Service minimum, le débat continue sur l’accueil des élèves

Evoqué en filigrane l’été dernier par le Premier ministre, le projet d’extension du service minimum à l’Education nationale a été confirmé en décembre par Xavier Darcos. Un accord devrait être trouvé en 20081. Atteinte au droit de grève ? Simple uniformisation des pratiques ? Les avis concernant l’accueil obligatoire des élèves au primaire sont partagés.

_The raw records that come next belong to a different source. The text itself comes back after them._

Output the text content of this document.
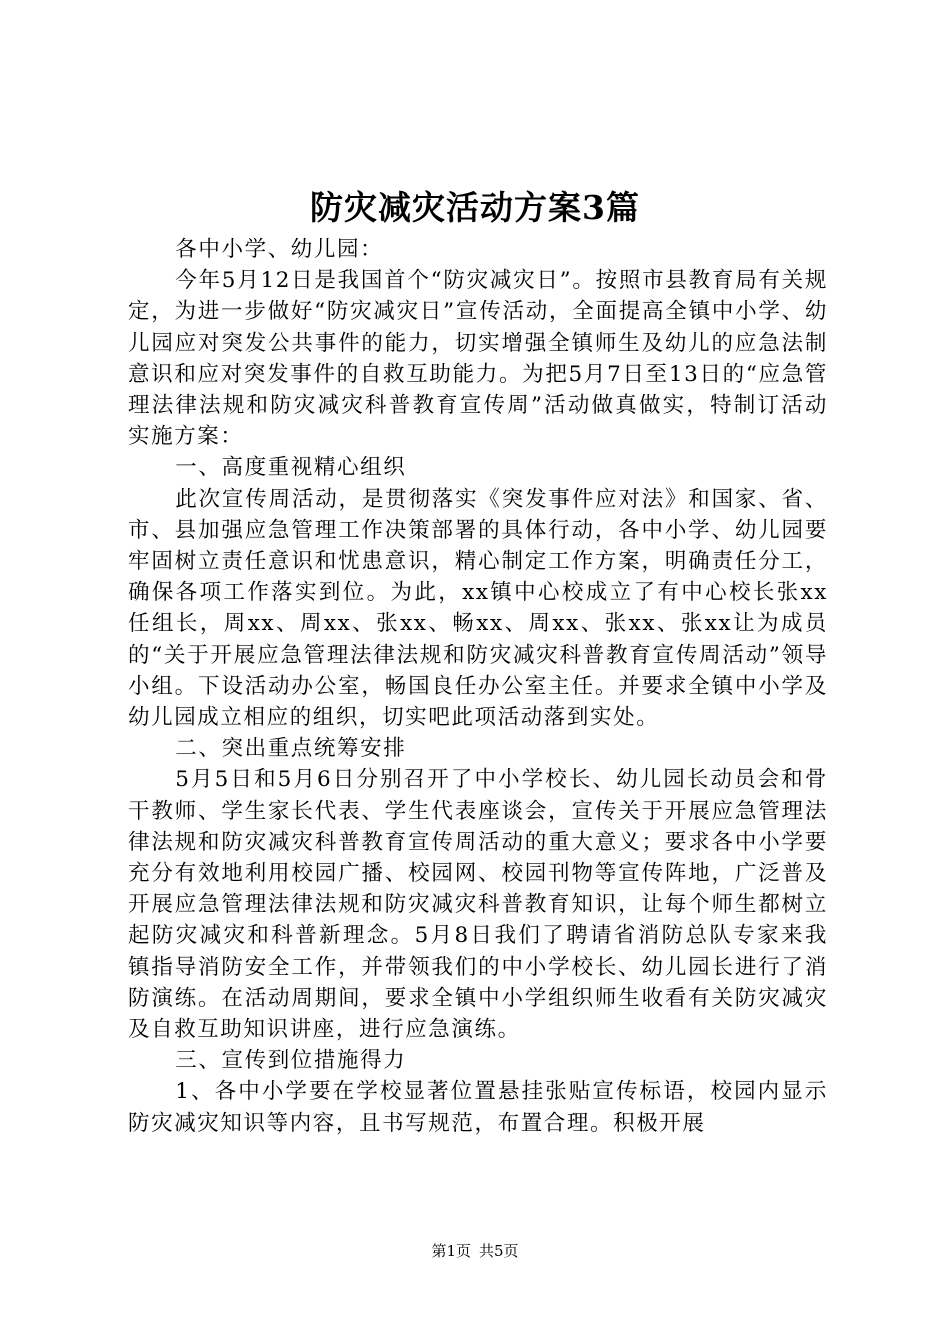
防灾减灾活动方案3篇

各中小学、幼儿园：

今年5月12日是我国首个“防灾减灾日”。按照市县教育局有关规定，为进一步做好“防灾减灾日”宣传活动，全面提高全镇中小学、幼儿园应对突发公共事件的能力，切实增强全镇师生及幼儿的应急法制意识和应对突发事件的自救互助能力。为把5月7日至13日的“应急管理法律法规和防灾减灾科普教育宣传周”活动做真做实，特制订活动实施方案：

一、高度重视精心组织

此次宣传周活动，是贯彻落实《突发事件应对法》和国家、省、市、县加强应急管理工作决策部署的具体行动，各中小学、幼儿园要牢固树立责任意识和忧患意识，精心制定工作方案，明确责任分工，确保各项工作落实到位。为此，xx镇中心校成立了有中心校长张xx任组长，周xx、周xx、张xx、畅xx、周xx、张xx、张xx让为成员的“关于开展应急管理法律法规和防灾减灾科普教育宣传周活动”领导小组。下设活动办公室，畅国良任办公室主任。并要求全镇中小学及幼儿园成立相应的组织，切实吧此项活动落到实处。

二、突出重点统筹安排

5月5日和5月6日分别召开了中小学校长、幼儿园长动员会和骨干教师、学生家长代表、学生代表座谈会，宣传关于开展应急管理法律法规和防灾减灾科普教育宣传周活动的重大意义；要求各中小学要充分有效地利用校园广播、校园网、校园刊物等宣传阵地，广泛普及开展应急管理法律法规和防灾减灾科普教育知识，让每个师生都树立起防灾减灾和科普新理念。5月8日我们了聘请省消防总队专家来我镇指导消防安全工作，并带领我们的中小学校长、幼儿园长进行了消防演练。在活动周期间，要求全镇中小学组织师生收看有关防灾减灾及自救互助知识讲座，进行应急演练。

三、宣传到位措施得力

1、各中小学要在学校显著位置悬挂张贴宣传标语，校园内显示防灾减灾知识等内容，且书写规范，布置合理。积极开展

第1页 共5页
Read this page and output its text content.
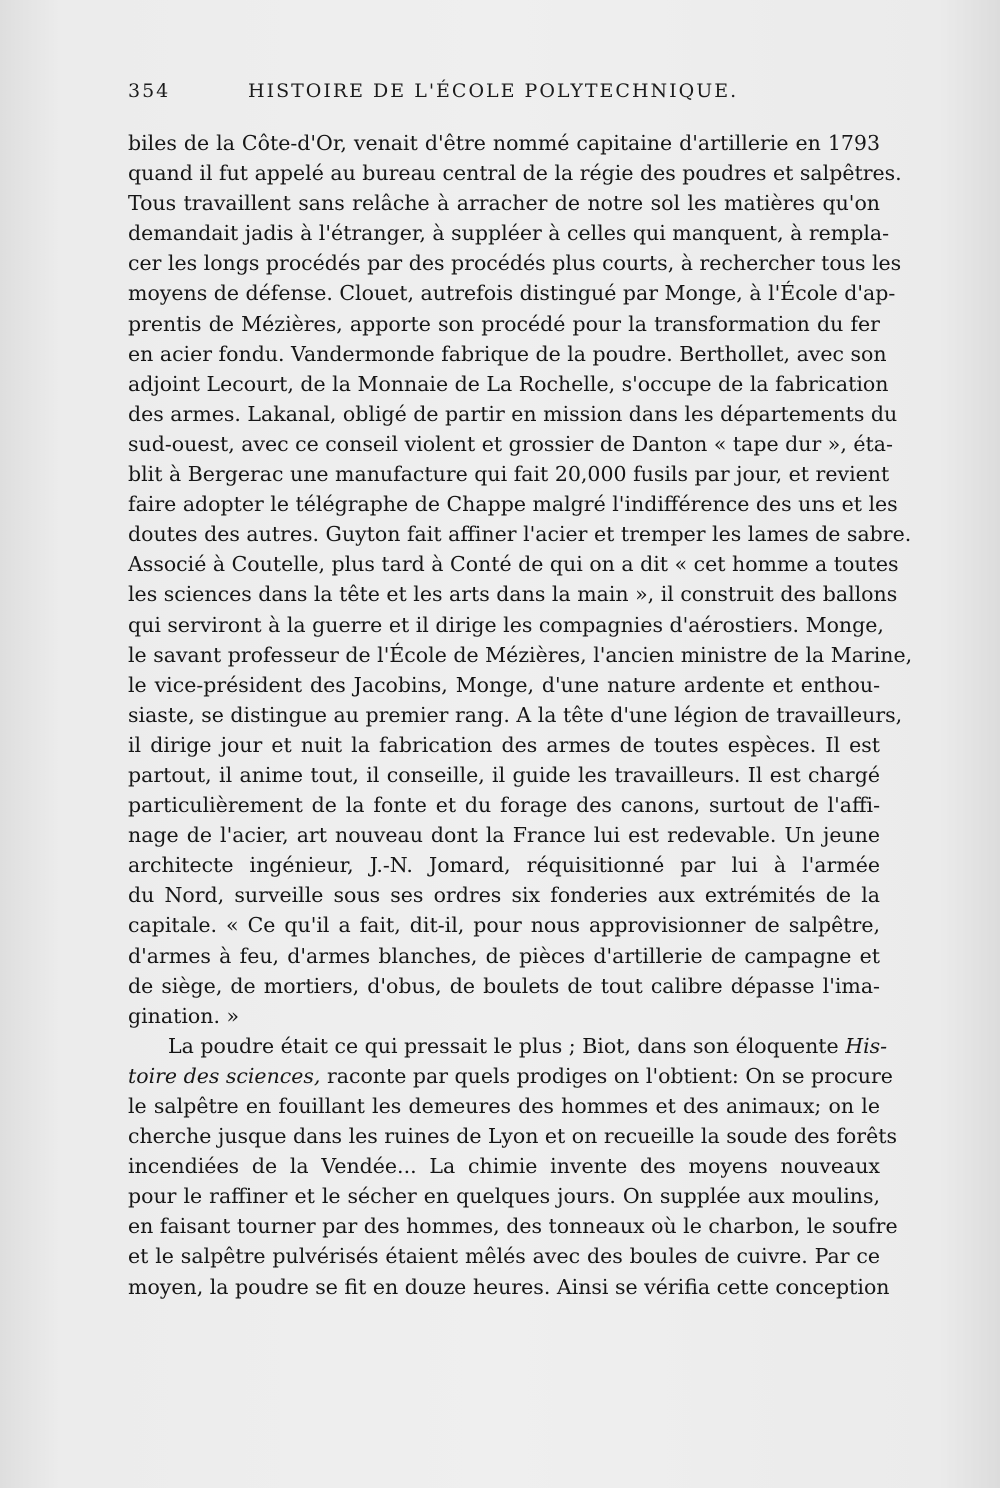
354	HISTOIRE DE L'ÉCOLE POLYTECHNIQUE.
biles de la Côte-d'Or, venait d'être nommé capitaine d'artillerie en 1793
quand il fut appelé au bureau central de la régie des poudres et salpêtres.
Tous travaillent sans relâche à arracher de notre sol les matières qu'on
demandait jadis à l'étranger, à suppléer à celles qui manquent, à rempla-
cer les longs procédés par des procédés plus courts, à rechercher tous les
moyens de défense. Clouet, autrefois distingué par Monge, à l'École d'ap-
prentis de Mézières, apporte son procédé pour la transformation du fer
en acier fondu. Vandermonde fabrique de la poudre. Berthollet, avec son
adjoint Lecourt, de la Monnaie de La Rochelle, s'occupe de la fabrication
des armes. Lakanal, obligé de partir en mission dans les départements du
sud-ouest, avec ce conseil violent et grossier de Danton « tape dur », éta-
blit à Bergerac une manufacture qui fait 20,000 fusils par jour, et revient
faire adopter le télégraphe de Chappe malgré l'indifférence des uns et les
doutes des autres. Guyton fait affiner l'acier et tremper les lames de sabre.
Associé à Coutelle, plus tard à Conté de qui on a dit « cet homme a toutes
les sciences dans la tête et les arts dans la main », il construit des ballons
qui serviront à la guerre et il dirige les compagnies d'aérostiers. Monge,
le savant professeur de l'École de Mézières, l'ancien ministre de la Marine,
le vice-président des Jacobins, Monge, d'une nature ardente et enthou-
siaste, se distingue au premier rang. A la tête d'une légion de travailleurs,
il dirige jour et nuit la fabrication des armes de toutes espèces. Il est
partout, il anime tout, il conseille, il guide les travailleurs. Il est chargé
particulièrement de la fonte et du forage des canons, surtout de l'affi-
nage de l'acier, art nouveau dont la France lui est redevable. Un jeune
architecte ingénieur, J.-N. Jomard, réquisitionné par lui à l'armée
du Nord, surveille sous ses ordres six fonderies aux extrémités de la
capitale. « Ce qu'il a fait, dit-il, pour nous approvisionner de salpêtre,
d'armes à feu, d'armes blanches, de pièces d'artillerie de campagne et
de siège, de mortiers, d'obus, de boulets de tout calibre dépasse l'ima-
gination. »
La poudre était ce qui pressait le plus ; Biot, dans son éloquente His-
toire des sciences, raconte par quels prodiges on l'obtient: On se procure
le salpêtre en fouillant les demeures des hommes et des animaux; on le
cherche jusque dans les ruines de Lyon et on recueille la soude des forêts
incendiées de la Vendée... La chimie invente des moyens nouveaux
pour le raffiner et le sécher en quelques jours. On supplée aux moulins,
en faisant tourner par des hommes, des tonneaux où le charbon, le soufre
et le salpêtre pulvérisés étaient mêlés avec des boules de cuivre. Par ce
moyen, la poudre se fit en douze heures. Ainsi se vérifia cette conception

Faire en sorte que « les enfants soient accueillis, ne soient pas à la rue », c’est en ces termes que le ministre de l’Education, Xavier Darcos, a justifié sa volonté d’établir un accord sur le service minimum des enseignants, en cas de grève. Cette mesure, qui concernera exclusivement les écoles primaires2, vise, officiellement, à « formaliser » une situation assez coutumière les jours de débrayage : l’accueil des élèves par des enseignants, sans obligation pour ces derniers d’assurer les cours. Et d’éviter ainsi tout risque de fermeture d’école par excès d’enseignants grévistes.

« Une solution ultime »

« Nous ne voulons, en aucun cas, que l’on touche au droit de grève des enseignants et nous demeurerons très raides sur ce point », insiste Luc Bérille, secrétaire général du SE-UNSA. Il poursuit : « si le gouvernement légifère dans le sens d’un accueil obligatoire, alors ce droit démocratique fondamental sera bel et bien remis en cause. Nous entendons la distinction faite par le ministre entre accueil et enseignement et nous ne sommes pas hostiles à l’organisation de garderies, mais en faire un a priori (outre le débat sur la nature réelle des activités à mener par les enseignants ces jours-là), constituerait une atteinte grave aux droits de quelque 300.000 fonctionnaires ! »
Conscient des multiples problèmes engendrés par le fonctionnement actuel des écoles les jours de grève (classes en sureffectif, surveillance compliquée, voire école fermée), Luc Bérille précise : « la grève ne doit pas être utilisée à tout bout de champ. Elle reste, au contraire, une solution ultime que nous hésitons toujours à choisir tant elle entraîne, nous le savons bien, des perturbations du côté des élèves, des familles et de nos propres feuilles de paie. Nous préférons de loin privilégier les négociations aux situations de conflits. Or, de mémoire de secrétaire général du SE-UNSA, nous n’avons encore jamais été invités au dialogue social, pourtant prévu par la loi, dans les périodes de préavis de grève ».

« Un service de garde »

A l’image de 79% des Français interrogés sur le sujet3, Anne Kerkhove, présidente de la PEEP se dit, quant à elle, favorable à l’instauration d’un service minimum dans l’enseignement public. « Les parents d’élèves veulent pouvoir compter sur la présence d’un adulte référent dans les classes. Nous ne parlons pas là d’un service de garderie mis en place dans l’urgence et au détriment de la sécurité des enfants, mais d’un accueil de qualité à vocation éducative4 », souligne la responsable fédérale. « Nous sommes attentifs aux revendications enseignantes, mais nous trouvons parfaitement injuste que la scolarité des enfants pâtisse de la situation. Il ne s’agit pas de renier le droit de grève, mais d’envisager l’instauration d’une sorte de service de garde, comme cela se pratique dans d’autres corps de métier », ajoute Anne Kerkhove.
Elle s’interroge : « puisque les enseignants sont censés travailler en équipe, pourquoi ne pourraient-ils pas s’organiser entre eux, en amont, pour garantir l’accueil des élèves ? Pourquoi sont-ils encore si nombreux à refuser d’informer précisément les parents d’élèves de leur participation, ou non, à tel ou tel débrayage ? » Celle qui plaide pour une communication « minimale, mais systématique » en période de grève, demande aux enseignants d’avoir une attitude « collective et responsable » qui permette aux familles de s’organiser. Et de conclure : « l’idéal serait que tout cela se mette en place et fonctionne sur la base du volontariat, sans désignations arbitraires. Nous ne sommes pas pour les mesures fortes, ni la coercition, mais nous n’acceptons plus de voir des élèves pris en otage ».

Marie-Laure Maisonneuve

(1) Voir la lettre de l’éducation sur l’accord sur le service minimum
(2) Les établissements du secondaire (collèges et lycées) restent ouverts les jours de grève.

(3) Sondage Ifop pour SOS Education, juillet 2007.
(4) La PEEP s’était déjà prononcée pour « une continuité de certains enseignements » les jours de grève, à la suite des déclarations de François Fillon sur le service minimum (17/07/07).